My friend Theo has a new blog called Queerwitch, which is well worth checking out. A recent post is a rant (of sorts) against gender essentialism. I whole-heartedly agree with this critique.

If you’re a little lost on what the term means, there’s actually a nice write up here. That author has some great insights about how it affects sexuality and relationships, but gender essentialism can creep into almost everything.


There are so many examples of needless stress on gender identification that we encounter in our daily life. One subject that has gotten a lot of attention lately is the “boys’ toys” vs. “girls’ toys”. It seems pretty obvious to me that you should let your child play with whatever toy interests them, regardless of gender assignment.


Here’s a helpful meme that I stole from somewhere


Why is it that on so many forms, from the vital to the mundane, one of the first questions asked is “M/F”, with no opportunity to avoid answering, or to provide any nuance? I can understand why your doctor’s office may ask – it may be relevant to certain medical conditions – but they should be ready to accommodate an answer that is more nuanced than these two simple categories. But why exactly is this important for a Drivers License or a Sweepstakes entry? Why is it the first question that people ask when someone has a new baby? How exactly is sex/gender important in those situations?


There is a vegan author of some note. I have met her and she is a very pleasant person. I own one of her books. I love that her work is to make veganism more mainstream and accessible. She has a podcast that I started listening to, but I had to stop. Virtually every guest, every person that she spoke about was praised as “a perfect Lady” or “a real man’s man”, or some such gender-based compliment and descriptor. It began to really annoy me. This constant refrain of praise of people because they manifest some type of gendered ideal began to wear on me. If that is so praiseworthy, then isn’t the implication that people who don’t fit into her nice gender roles are somehow less praiseworthy? I’m fairly sure that wasn’t her conscious intent, but the messaging around gender was so persistent.

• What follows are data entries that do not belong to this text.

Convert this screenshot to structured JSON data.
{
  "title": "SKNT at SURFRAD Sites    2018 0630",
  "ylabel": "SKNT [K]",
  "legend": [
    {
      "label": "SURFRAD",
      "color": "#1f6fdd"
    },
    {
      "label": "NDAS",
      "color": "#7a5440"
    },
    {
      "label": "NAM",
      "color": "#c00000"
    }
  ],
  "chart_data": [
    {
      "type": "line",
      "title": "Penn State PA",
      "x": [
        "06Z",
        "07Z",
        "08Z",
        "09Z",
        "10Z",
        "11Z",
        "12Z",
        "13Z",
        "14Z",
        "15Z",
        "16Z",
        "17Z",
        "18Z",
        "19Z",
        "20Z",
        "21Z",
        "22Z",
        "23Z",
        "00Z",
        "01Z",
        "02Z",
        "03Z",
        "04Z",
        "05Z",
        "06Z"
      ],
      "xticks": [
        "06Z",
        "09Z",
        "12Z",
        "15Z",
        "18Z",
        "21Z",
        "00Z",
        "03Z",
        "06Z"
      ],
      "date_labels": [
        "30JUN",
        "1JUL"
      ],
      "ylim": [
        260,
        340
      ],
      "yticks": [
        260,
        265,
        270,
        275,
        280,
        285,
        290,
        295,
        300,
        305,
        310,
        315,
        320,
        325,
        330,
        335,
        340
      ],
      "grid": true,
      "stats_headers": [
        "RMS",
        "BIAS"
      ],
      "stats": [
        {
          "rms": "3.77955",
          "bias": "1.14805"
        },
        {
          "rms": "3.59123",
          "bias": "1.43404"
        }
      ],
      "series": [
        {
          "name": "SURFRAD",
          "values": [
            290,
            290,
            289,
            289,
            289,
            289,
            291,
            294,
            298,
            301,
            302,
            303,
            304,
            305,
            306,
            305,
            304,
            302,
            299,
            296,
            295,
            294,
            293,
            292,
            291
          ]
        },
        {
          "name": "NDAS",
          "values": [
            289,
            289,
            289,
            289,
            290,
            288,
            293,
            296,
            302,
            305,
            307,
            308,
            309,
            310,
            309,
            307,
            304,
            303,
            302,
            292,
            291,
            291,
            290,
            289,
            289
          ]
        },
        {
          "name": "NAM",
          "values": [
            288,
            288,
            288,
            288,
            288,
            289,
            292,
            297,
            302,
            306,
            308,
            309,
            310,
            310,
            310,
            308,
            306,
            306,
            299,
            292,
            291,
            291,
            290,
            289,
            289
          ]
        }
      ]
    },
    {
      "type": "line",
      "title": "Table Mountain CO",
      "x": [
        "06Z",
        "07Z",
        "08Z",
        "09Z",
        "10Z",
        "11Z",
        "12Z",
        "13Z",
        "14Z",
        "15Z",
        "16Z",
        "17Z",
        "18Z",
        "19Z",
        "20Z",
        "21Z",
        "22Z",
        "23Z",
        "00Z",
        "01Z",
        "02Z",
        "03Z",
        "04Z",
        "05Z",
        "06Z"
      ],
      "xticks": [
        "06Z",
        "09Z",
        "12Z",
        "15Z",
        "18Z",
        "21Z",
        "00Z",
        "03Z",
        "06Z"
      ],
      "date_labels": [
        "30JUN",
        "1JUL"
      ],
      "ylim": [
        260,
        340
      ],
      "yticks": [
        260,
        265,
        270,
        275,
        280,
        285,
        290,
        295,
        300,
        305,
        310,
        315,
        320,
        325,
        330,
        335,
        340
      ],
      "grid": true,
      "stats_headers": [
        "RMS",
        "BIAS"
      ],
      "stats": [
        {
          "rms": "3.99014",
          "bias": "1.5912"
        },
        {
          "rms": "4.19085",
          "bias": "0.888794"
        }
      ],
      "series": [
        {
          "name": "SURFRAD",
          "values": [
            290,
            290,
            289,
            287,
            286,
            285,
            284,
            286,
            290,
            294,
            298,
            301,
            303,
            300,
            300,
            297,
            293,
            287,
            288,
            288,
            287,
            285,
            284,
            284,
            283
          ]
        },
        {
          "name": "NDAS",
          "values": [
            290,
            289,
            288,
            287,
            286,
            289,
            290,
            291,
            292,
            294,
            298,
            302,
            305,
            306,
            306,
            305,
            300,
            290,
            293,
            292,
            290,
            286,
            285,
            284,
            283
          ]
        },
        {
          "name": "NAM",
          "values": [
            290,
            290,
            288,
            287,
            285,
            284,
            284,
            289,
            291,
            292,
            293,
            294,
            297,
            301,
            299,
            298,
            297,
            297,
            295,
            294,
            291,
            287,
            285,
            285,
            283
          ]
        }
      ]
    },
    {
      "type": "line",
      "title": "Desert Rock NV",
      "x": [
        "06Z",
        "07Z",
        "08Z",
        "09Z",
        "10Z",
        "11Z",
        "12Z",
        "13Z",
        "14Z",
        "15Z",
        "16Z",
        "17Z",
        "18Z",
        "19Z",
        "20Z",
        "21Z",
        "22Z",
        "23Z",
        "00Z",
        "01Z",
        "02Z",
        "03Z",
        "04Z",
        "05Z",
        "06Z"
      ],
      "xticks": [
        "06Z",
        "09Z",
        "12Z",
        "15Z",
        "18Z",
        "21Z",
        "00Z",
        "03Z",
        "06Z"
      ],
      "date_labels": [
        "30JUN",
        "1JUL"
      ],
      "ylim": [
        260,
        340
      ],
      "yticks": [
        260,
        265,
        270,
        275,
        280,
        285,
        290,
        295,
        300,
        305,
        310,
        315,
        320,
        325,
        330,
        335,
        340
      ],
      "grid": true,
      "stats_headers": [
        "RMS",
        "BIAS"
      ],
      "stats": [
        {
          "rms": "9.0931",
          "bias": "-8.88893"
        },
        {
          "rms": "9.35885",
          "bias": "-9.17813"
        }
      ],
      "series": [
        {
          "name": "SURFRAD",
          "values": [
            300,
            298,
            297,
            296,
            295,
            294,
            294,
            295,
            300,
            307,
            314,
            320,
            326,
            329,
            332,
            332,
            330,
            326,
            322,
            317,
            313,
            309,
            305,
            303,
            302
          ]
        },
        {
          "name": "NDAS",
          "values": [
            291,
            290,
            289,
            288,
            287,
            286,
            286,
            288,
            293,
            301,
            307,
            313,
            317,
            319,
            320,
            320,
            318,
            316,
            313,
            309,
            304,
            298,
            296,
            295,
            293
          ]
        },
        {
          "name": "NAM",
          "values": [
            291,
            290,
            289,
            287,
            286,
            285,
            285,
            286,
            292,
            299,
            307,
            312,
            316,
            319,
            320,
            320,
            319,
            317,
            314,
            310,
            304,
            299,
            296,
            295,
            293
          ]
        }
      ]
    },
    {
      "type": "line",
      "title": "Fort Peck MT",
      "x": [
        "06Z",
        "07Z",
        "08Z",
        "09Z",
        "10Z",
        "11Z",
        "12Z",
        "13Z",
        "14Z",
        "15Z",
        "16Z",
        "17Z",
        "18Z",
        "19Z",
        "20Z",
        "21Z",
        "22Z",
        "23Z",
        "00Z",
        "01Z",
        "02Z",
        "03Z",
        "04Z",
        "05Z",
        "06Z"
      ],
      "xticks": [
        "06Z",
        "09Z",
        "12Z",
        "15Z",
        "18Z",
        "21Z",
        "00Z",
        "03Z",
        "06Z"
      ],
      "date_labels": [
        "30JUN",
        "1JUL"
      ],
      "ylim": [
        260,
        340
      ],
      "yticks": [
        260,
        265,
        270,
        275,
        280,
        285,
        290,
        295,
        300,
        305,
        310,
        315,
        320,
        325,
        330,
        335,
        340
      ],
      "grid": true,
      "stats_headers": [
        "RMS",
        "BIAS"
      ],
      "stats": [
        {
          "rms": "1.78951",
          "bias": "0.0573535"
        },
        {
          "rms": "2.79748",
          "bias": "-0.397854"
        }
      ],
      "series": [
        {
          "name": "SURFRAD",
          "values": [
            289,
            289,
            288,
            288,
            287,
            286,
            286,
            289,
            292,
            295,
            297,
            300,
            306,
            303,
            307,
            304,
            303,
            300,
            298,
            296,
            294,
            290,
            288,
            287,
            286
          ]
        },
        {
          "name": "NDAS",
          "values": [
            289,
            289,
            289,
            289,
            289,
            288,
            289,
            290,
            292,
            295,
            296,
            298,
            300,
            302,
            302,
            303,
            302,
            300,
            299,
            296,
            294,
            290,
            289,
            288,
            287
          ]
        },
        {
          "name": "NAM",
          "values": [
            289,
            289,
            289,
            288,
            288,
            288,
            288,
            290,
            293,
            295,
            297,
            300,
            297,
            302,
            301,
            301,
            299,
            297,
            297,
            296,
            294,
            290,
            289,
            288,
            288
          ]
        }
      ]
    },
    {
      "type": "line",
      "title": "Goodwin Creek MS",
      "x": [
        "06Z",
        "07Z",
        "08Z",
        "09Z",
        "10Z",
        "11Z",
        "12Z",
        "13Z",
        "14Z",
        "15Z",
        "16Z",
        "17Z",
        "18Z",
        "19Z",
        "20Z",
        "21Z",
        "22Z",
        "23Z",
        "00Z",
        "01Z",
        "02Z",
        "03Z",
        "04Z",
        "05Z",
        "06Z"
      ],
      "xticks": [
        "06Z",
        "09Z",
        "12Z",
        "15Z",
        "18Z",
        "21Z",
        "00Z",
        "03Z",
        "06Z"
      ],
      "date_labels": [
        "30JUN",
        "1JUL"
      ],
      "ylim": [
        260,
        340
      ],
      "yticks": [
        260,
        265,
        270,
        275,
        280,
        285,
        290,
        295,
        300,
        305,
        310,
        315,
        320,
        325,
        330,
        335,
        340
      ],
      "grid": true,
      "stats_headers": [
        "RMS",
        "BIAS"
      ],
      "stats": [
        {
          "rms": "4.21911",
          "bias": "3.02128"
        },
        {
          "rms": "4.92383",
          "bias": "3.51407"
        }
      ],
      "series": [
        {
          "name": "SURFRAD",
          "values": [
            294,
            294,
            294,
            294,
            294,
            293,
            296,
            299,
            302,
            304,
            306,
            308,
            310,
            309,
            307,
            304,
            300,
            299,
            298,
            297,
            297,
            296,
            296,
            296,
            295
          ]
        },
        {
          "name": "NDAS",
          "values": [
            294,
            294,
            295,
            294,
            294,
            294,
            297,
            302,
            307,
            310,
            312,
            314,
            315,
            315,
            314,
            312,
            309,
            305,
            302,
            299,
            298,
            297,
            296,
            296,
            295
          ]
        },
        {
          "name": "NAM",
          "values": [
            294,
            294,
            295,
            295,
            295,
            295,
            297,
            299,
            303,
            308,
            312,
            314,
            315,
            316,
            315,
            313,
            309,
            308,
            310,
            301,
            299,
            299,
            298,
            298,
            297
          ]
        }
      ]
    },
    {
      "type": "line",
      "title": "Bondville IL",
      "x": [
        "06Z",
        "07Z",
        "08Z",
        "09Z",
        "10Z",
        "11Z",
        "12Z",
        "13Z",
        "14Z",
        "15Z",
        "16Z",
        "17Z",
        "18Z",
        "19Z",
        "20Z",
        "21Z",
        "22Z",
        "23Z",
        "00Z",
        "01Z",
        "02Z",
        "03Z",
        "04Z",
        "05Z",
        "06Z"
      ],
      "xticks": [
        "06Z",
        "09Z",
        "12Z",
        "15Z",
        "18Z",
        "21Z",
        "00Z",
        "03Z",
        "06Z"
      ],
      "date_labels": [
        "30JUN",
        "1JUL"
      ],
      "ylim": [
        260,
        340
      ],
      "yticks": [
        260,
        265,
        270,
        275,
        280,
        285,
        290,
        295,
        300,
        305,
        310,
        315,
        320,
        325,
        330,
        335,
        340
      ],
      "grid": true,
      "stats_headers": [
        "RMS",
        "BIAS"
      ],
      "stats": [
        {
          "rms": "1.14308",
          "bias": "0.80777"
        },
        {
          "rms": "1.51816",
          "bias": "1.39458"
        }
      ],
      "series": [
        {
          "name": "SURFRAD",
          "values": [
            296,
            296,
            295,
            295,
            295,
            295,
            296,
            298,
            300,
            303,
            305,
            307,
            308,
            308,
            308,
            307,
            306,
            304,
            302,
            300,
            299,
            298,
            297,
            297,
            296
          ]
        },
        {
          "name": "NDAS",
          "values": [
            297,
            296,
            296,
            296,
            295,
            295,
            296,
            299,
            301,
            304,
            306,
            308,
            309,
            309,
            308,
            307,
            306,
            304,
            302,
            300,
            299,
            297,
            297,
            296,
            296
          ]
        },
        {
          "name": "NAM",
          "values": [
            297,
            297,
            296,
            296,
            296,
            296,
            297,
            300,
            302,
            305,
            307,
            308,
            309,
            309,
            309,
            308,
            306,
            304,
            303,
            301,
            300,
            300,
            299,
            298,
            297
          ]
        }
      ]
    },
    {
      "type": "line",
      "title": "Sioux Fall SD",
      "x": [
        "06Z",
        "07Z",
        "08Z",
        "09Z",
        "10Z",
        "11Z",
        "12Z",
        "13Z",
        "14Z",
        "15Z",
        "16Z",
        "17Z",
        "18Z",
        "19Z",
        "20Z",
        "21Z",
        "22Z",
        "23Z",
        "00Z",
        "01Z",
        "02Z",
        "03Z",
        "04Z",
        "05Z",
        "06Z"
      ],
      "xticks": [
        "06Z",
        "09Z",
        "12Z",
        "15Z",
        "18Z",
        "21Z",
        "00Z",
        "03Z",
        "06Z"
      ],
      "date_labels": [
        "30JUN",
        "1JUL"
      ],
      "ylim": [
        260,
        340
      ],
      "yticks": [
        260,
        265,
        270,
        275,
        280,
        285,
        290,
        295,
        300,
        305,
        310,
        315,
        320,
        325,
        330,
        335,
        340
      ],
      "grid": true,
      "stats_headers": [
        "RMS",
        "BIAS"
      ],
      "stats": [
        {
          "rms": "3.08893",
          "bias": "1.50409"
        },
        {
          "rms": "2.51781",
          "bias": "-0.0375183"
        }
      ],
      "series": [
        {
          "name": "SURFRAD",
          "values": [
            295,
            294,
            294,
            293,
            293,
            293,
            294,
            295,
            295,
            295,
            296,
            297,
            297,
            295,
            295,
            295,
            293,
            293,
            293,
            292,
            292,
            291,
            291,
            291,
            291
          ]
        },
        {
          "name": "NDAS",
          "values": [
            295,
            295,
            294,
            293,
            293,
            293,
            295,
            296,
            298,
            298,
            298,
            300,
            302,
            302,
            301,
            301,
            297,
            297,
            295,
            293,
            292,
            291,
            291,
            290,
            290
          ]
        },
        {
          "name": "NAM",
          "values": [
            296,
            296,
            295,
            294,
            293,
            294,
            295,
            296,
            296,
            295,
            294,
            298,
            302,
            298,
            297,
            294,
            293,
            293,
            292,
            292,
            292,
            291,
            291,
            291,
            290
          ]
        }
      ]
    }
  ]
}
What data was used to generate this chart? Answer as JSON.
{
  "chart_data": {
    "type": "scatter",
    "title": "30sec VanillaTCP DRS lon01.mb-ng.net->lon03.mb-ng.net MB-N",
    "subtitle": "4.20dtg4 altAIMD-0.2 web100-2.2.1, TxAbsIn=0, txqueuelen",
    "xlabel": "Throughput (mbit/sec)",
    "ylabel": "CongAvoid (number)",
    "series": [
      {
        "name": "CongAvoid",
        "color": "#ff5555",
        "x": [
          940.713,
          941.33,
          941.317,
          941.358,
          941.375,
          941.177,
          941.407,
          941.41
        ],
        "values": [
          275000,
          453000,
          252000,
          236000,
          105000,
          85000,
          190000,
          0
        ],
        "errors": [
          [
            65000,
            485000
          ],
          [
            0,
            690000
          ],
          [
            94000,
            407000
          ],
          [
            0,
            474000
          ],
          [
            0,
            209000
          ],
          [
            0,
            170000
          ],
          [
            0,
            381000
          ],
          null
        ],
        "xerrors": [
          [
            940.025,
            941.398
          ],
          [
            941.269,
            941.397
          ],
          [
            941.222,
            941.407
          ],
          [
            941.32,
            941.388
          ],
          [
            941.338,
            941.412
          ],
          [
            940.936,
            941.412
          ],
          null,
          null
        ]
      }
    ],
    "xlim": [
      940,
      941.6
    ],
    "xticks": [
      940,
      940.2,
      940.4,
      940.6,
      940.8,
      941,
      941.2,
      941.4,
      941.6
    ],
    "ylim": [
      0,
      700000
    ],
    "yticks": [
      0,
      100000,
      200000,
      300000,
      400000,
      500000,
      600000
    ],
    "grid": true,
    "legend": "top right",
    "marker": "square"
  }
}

Even people who should be more aware of gender issues – LGB people, self-described Feminists – do this kind of gender coding and shaming. There’s a horrible meme going around now showing a bearded, plaid-wearing man (a “lumbersexual” in certain circles). The punchline includes something like “if you don’t know how to change a tire, then you have to shave”.


Is Conchita going to change a tire?

I don’t even think that people realize how ridiculous it is that they are somehow offended that some guy with a beard may not fit their expectations of “manly” skills. A skill like changing a tire has absolutely nothing to do with gender and it definitely has nothing to do with facial hair (and frankly it has nothing to do with being a lumberjack). What is the point in policing this?


I have already written about respecting people’s self identity around gender and sexual identity. This is a closely related topic. Trans people frequently deal with gender based shaming and harassment. Some people feel the need to police gender identities and frankly, there’s no real justification other than the harasser’s preconceived ideas and invasive sense of entitlement to pass judgment on others. The issue of public bathrooms can be huge – and not because trans people are causing trouble in any way.


If you are tempted to tell someone to be more “ladylike” or to “man up”. Stop yourself and think. If you are correcting this person, does it have to be about policing their gender? Would that behavior be acceptable in a person of a different gender identity? If the problem really is about behavior and not a gender expectation, then frame the comment appropriately – and fairly. If you are making decisions for yourself or others and you are basing it on “women like this activity” or “men like this activity”, stop for a moment and think. Isn’t it possible that people may have broader interests that aren’t just defined by sex and gender? Do yourself and those around you a favor and let go of those narrow confines.

4 comments on “Challenge Gender Essentialism

  1. Woods Wizard says:

    Imagine how much harder it is in a language like Spanish or Thai.

  2. Woods Wizard says:

    And why can’t the boxes be automatically checked?